Over the years, I have learnt to differentiate the wheat from the chaff, though I still give all the cases a patient hearing. Sometimes, I feel I have lost the ability to trust people. I have become shrewder to avoid being conned. I think that is the price that I have to pay for the position I am in now. The greatest difficulty in having money is to teach your children its value… Bringing up children in a moneyed atmosphere is a difficult task. Even today, I think twice if I have to spend Rs 10 on an auto when I can walk to my house. I cannot expect my children to do the same. They have seen money from the time they were born. But we can lead by example. When they see Murthy wash his own plate after eating and clean the two toilets in the house every day, they realise that no work is demeaning, irrespective of how rich you are. This doesn’t mean we expect our children to live an austere life. My children buy what they want, go where they want, but they have to follow certain rules. They have to show me bills for whatever they buy: My daughter can buy five new outfits, but she has to give away five old ones. My son can go out with his friends for lunch or dinner, but we discourage him from going to a five star hotel. Or we accompany him. My children haven’t given me any heartbreak. My daughter is studying abroad, my son in Bangalore. They don t use their father’s name in vain. They only say that his name is Murthy and that he works for Infosys. They don’t want to be recognized and appreciated because of their father or me, but for themselves.

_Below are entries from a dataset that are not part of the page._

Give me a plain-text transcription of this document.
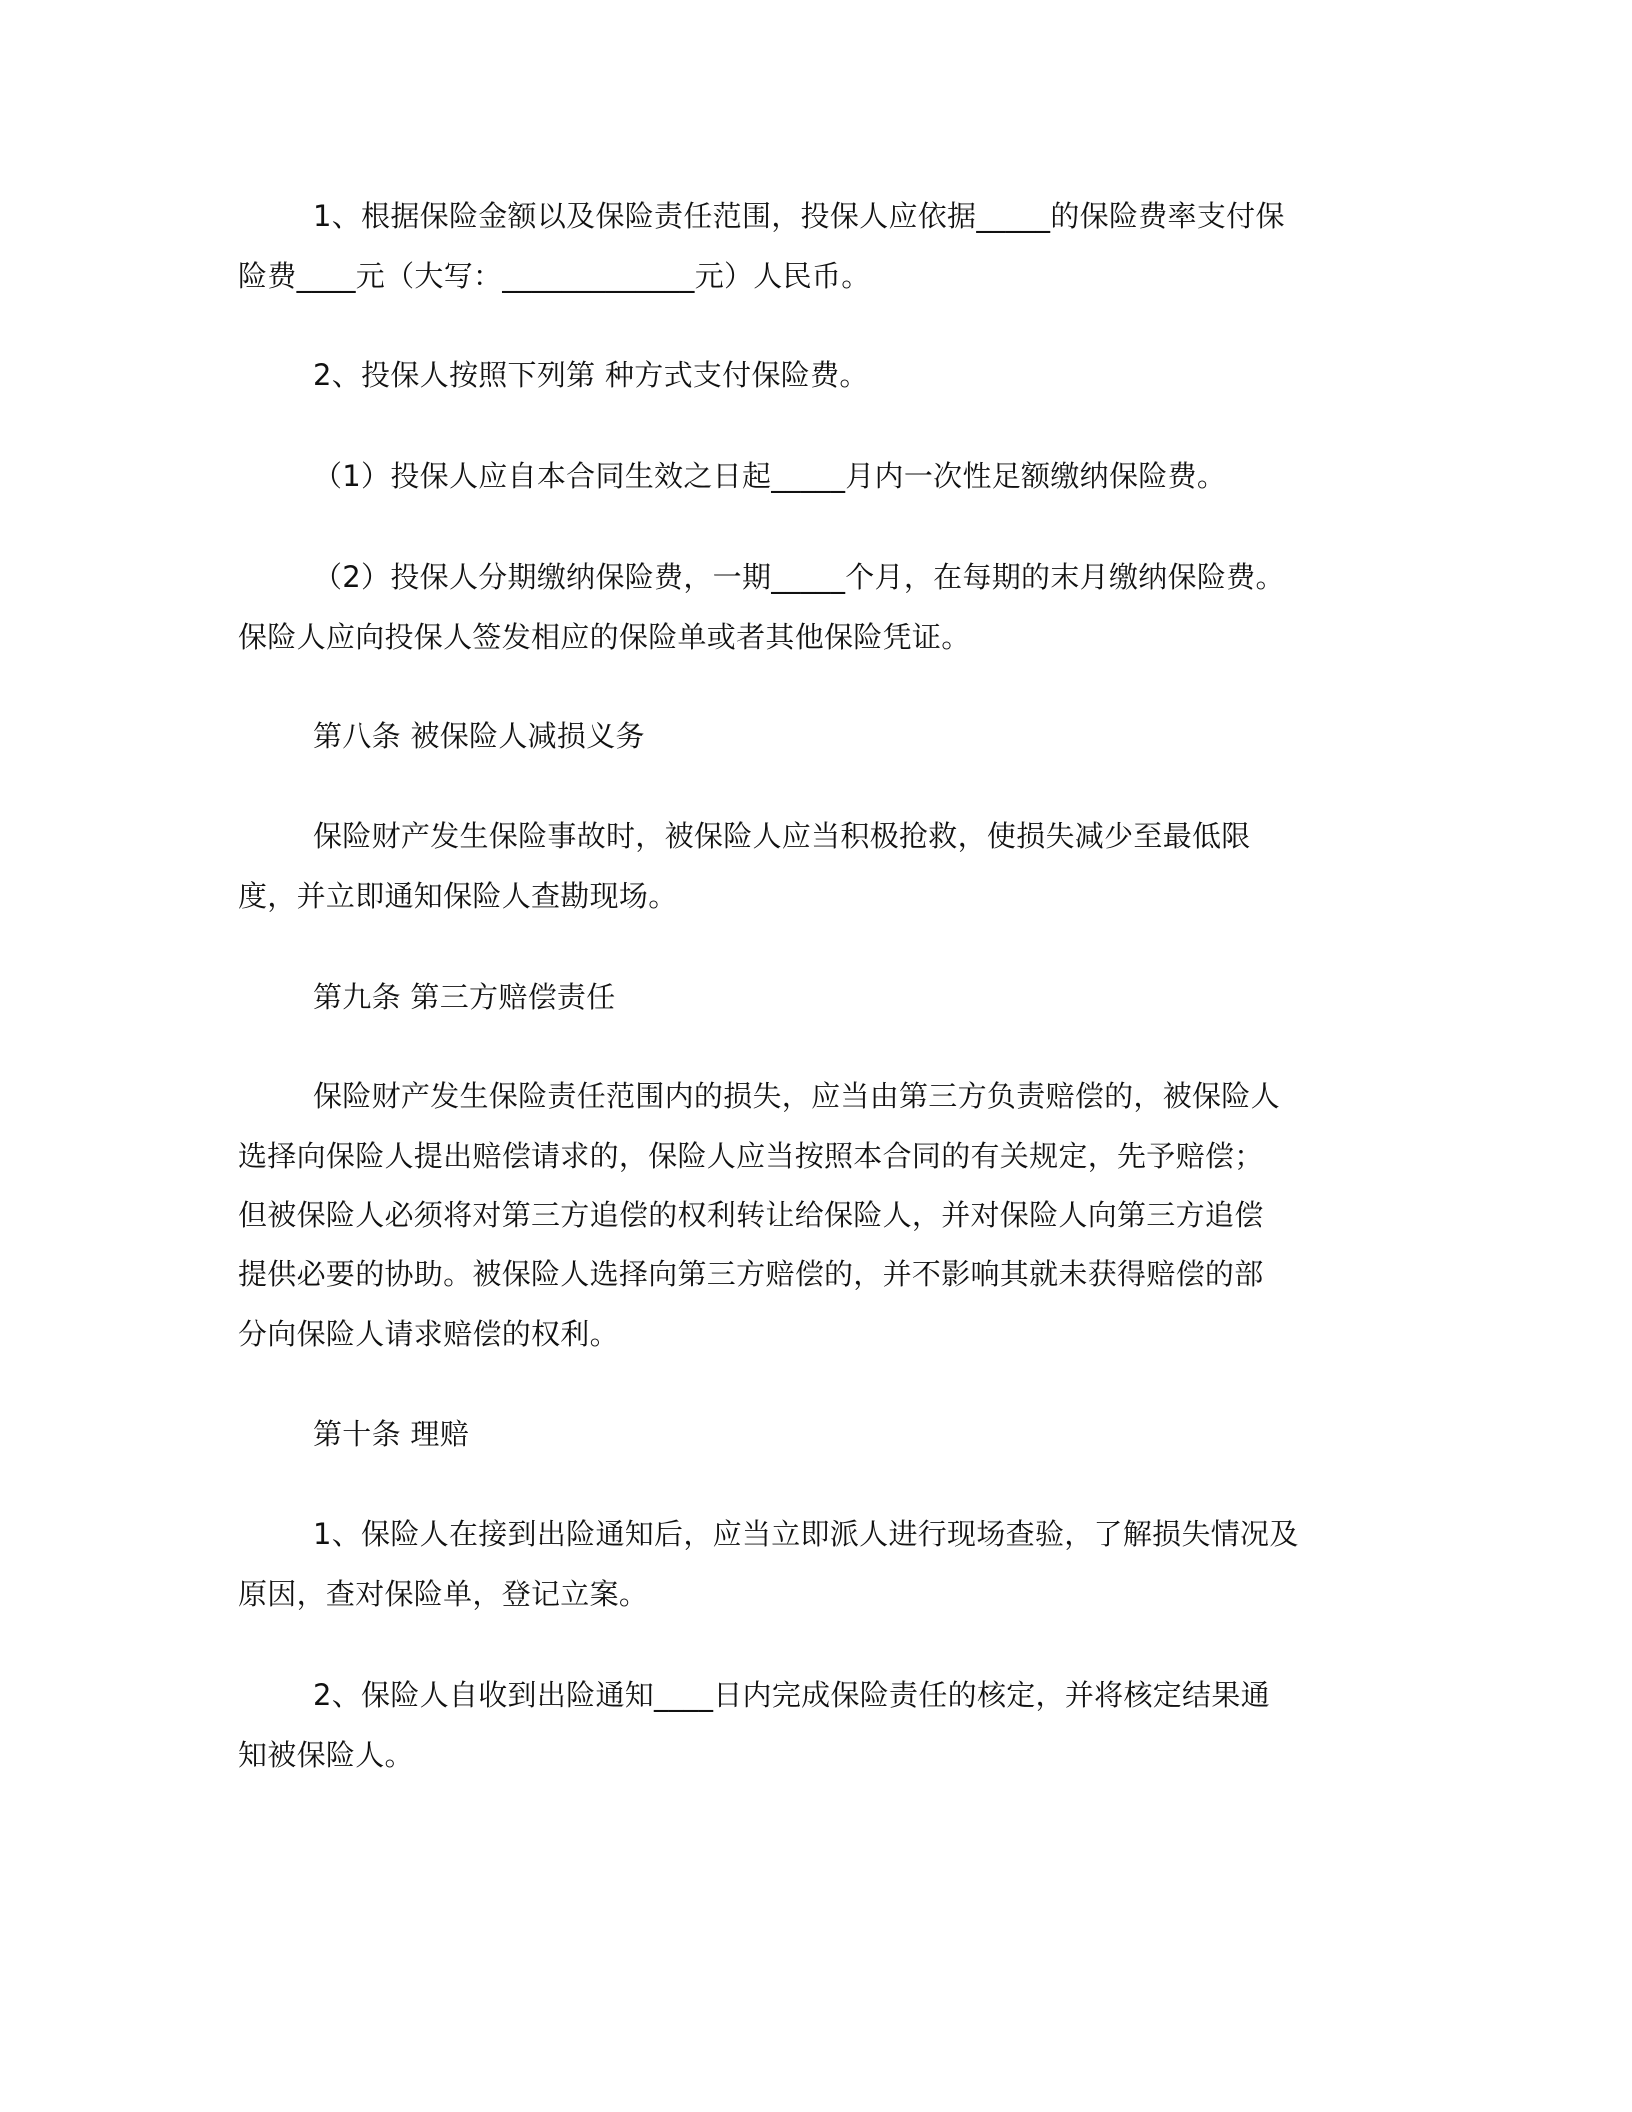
1、根据保险金额以及保险责任范围，投保人应依据_____的保险费率支付保
险费____元（大写：_____________元）人民币。
2、投保人按照下列第 种方式支付保险费。
（1）投保人应自本合同生效之日起_____月内一次性足额缴纳保险费。
（2）投保人分期缴纳保险费，一期_____个月，在每期的末月缴纳保险费。
保险人应向投保人签发相应的保险单或者其他保险凭证。
第八条 被保险人减损义务
保险财产发生保险事故时，被保险人应当积极抢救，使损失减少至最低限
度，并立即通知保险人查勘现场。
第九条 第三方赔偿责任
保险财产发生保险责任范围内的损失，应当由第三方负责赔偿的，被保险人
选择向保险人提出赔偿请求的，保险人应当按照本合同的有关规定，先予赔偿；
但被保险人必须将对第三方追偿的权利转让给保险人，并对保险人向第三方追偿
提供必要的协助。被保险人选择向第三方赔偿的，并不影响其就未获得赔偿的部
分向保险人请求赔偿的权利。
第十条 理赔
1、保险人在接到出险通知后，应当立即派人进行现场查验，了解损失情况及
原因，查对保险单，登记立案。
2、保险人自收到出险通知____日内完成保险责任的核定，并将核定结果通
知被保险人。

I don’t feel guilty about having money, for we have worked hard for it. But I don’t feel comfortable flaunting it. It is a conscious decision on our part to live a simple, so-called middle class life. We live in the same two-bedroom, sparsely furnished house we lived in before Infosys became a success. Our only extravagance is buying books and CDs. My house has no lockers for I have no jewels. I wear a pair of stone earrings which I bought in Bombay for Rs.100. I don, t even wear my `mangalsutra` unless I need to attend some family functions or when I am with my mother-in-law. Five years ago, I went to Kashi, where tradition demands that you give something up. I gave up shopping. Since then, I haven’t bought myself a sari or gone shopping. I don’t carry a purse and neither does Murthy, most of the time. I borrow money from my secretary or my driver if I need cash. They know my habit, so they always carry extra cash with them. But I settle the accounts every evening. Murthy and I are very comfortable with our lifestyle and we don’t see the need to change it now that we have money.

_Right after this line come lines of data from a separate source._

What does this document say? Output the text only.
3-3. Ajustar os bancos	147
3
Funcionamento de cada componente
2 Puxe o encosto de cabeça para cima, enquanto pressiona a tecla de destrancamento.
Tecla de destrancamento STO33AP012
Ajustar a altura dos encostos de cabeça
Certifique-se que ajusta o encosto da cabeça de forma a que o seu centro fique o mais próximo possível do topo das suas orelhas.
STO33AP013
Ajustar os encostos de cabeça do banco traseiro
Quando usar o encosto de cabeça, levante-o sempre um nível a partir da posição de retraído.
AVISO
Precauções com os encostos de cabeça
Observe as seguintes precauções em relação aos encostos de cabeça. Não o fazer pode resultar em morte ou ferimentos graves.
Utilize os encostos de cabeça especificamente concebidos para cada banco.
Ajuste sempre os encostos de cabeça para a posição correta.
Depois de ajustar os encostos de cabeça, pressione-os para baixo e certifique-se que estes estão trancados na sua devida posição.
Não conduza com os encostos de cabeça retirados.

Murthy and I are two opposites that complement each other. Murthy is sensitive and romantic in his own way. He always gifts me books addressed ‘From Me to You’. Or ’To the person I most admire’, etc. We both love books. I am an extrovert and he is an introvert. I love watching movies and listening to classical music. Murthy loves listening to English classical music. I go out for movies with my students and secretary every other week. I am still young at heart. I really enjoyed watching ’Kaho Na Pyaar Hai’; I am a Hrithik Roshan fan. It has been more than 20 years since Murthy and I went for a movie. My daughter once gave us a surprise by booking tickets for ’Titanic’. Since I had a prior engagement that day, Murthy went for the movie with his secretary Pandu. I love traveling, whereas Murthy loves spending time at home. Friends come and go with the share prices. Even in my dreams, I did not expect Infosys to grow the way it has. After Infosys went public in 1993, we became what people would call rich, moneyed people. Suddenly, you see and hear about so much money: People talk about you. It was all new to me.